Radio 10.30.09
This is Ron Salfen, “At The Movies,” and here’s my commentary on a film opening today at The Majestic Theater in Greenville :
            Those of us who enjoy music of any kind, and have even a basic acquaintance with American pop music over the last couple of generations, cannot help but be familiar with Michael Jackson.  He began his career as a young boy, singing lead in “The Jackson Five,” appearing on American Bandstand with Dick Clark.  As a young adult, he enjoyed a tremendous popular following, selling out entire stadiums, and topping the best-selling charts with astonishing frequency.
            But the latter years have not been kind to Mr. Jackson’s reputation as a superstar.  The rise of rap music had something to do with that; it’s not his genre.  But his personal antics have also undermined his celebrity status with the American public.  When he died of an overdose of pain medications a few weeks ago, we all winced at the knowledge that he was once such a great performer, and had even planned a comeback tour.  Such a shame.  Such a waste.
            And that might have been the end of it, except that Director Kenny Ortega just happened to be filming a behind-the-scenes documentary of the making and development of the new concert tour.  And what we have in “This Is It” is a compilation of some of that remarkable footage.
            Let’s just say it:  Michael Jackson was a musical genius.  His persona just radiates energy, and yes, an unmistakable star power, even at an age when most performers have long since retired into the dust bins of Wal-Mart specials.  If you’ve ever tried to sing a single note, and then listen to the way the music flows through him, you feel like you’ve just tried playing one-on-one with Michael Jordan in his prime.  If you’ve ever tried to dance a single step, and then witness the way the moves just pour out of his persona, you feel like you’ve put your home run derby skills against Barry Bonds in his prime.  This showcasing of Jackson ’s talent is just electric.  And the fact that it’s sort of underproduced makes it even more astounding.
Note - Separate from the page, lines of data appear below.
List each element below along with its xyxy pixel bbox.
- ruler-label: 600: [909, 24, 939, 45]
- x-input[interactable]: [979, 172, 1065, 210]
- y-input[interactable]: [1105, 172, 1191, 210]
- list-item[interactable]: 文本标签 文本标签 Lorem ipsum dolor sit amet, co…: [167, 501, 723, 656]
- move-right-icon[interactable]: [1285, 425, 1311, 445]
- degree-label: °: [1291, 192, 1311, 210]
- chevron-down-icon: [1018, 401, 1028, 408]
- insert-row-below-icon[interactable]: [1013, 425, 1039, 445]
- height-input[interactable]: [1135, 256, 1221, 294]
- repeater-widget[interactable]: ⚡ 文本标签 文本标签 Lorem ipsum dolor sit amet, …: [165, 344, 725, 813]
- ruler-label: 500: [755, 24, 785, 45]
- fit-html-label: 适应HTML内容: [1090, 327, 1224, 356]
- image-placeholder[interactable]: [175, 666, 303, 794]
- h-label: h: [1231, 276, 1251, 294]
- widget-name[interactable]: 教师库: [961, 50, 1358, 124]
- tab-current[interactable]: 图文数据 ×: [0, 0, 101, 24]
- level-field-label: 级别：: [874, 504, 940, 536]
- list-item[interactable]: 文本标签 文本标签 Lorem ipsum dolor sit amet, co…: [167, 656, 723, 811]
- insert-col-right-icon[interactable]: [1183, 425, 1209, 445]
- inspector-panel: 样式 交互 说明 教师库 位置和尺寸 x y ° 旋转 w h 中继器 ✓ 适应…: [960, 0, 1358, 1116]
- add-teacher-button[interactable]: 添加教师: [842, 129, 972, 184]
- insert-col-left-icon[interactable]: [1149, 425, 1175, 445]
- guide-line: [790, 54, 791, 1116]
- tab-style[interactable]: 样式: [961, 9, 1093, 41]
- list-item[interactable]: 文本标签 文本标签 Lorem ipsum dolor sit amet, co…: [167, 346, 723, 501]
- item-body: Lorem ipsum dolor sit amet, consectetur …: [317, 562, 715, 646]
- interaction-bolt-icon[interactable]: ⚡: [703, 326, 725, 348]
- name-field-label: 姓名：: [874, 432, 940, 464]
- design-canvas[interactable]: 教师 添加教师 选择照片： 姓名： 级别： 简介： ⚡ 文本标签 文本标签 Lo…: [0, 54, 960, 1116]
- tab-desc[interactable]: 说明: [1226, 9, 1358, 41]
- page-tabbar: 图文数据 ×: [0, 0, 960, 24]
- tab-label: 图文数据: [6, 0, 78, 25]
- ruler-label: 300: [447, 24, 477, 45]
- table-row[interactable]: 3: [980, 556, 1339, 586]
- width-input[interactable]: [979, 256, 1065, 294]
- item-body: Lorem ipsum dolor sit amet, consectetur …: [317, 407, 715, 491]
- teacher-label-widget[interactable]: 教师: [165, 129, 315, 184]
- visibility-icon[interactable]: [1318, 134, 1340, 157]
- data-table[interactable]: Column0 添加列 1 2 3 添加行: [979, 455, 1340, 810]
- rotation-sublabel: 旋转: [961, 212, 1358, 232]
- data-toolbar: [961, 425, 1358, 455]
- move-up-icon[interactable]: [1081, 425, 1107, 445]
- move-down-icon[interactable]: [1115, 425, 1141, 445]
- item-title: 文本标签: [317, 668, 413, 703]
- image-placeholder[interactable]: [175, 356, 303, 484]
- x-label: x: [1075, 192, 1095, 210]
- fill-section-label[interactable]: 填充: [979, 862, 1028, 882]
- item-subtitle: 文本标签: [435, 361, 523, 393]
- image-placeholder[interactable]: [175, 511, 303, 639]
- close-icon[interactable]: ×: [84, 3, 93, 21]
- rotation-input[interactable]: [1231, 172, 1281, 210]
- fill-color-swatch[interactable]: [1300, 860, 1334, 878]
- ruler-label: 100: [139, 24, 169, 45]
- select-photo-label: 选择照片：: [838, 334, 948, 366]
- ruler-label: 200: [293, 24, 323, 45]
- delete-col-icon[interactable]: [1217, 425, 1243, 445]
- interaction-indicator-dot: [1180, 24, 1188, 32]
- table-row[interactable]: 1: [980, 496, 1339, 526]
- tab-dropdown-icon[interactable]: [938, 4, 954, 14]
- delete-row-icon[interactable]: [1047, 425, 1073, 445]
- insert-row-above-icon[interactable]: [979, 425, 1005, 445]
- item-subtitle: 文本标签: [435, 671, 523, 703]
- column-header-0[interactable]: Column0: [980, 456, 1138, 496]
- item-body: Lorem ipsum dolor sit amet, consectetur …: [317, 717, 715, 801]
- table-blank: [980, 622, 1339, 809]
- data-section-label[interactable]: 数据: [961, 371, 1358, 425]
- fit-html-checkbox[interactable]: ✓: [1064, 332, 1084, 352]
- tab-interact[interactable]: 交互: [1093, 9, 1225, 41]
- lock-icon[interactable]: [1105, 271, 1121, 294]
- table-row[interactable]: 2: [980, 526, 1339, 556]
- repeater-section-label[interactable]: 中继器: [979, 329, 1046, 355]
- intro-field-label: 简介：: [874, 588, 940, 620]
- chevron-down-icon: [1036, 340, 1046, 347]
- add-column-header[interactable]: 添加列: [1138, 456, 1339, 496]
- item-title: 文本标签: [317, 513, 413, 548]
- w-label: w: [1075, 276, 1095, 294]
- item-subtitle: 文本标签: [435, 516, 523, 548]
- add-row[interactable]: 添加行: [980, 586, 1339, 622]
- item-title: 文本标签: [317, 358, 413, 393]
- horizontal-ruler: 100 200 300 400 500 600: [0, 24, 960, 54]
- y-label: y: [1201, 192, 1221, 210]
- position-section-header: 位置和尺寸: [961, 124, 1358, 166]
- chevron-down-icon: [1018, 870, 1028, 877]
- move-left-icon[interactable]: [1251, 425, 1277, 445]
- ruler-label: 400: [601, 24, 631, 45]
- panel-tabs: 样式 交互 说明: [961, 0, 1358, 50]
            In these rehearsals, we catch a glimpse of the pyrotechnics they had planned, but these are practice performances.  The backup dancers are in their sweat pants and t-shirts.  The backup vocalists are in jeans, no sequins or tuxes or choreographed shuffles back there.  Sometimes we stop for a microphone malfunction.  Sometimes we’re just watching Jackson and his musical director discussing the more sublime aspects of presentation, like pacing and rhythm and mutual cues.  But the “raw” element of these backstage tryouts is exactly what makes them so remarkable.  The pure musicality is just overwhelming,  Strip away all the glitz and glitter and light show and multi-media sound system, and what you have are some incredible performers doing what they do best, with a minimum of distraction.  And obviously enjoying themselves immensely.
            Jackson is glad to do some of his classic hits (the re-creation of “Thriller” is particularly memorable), and also introduce us to some of his newer work (a strong ecology theme), and even reach back to a few of his very earliest songs. All with amazing virtuoso musicianship.  It’s not surprising that he leads the dancers.  But he even was showing the master guitarist what riffs he had in mind, and going over lighting ideas with his director.  Obviously, he was interested in every detail of the performance.  And the force of his star personality is obvious throughout.
            Even if you’re not a particular fan of his music, you cannot help but be impressed by the pop impresario, now deceased, who leaves with us just one last legacy of his once-for-the-ages uniqueness.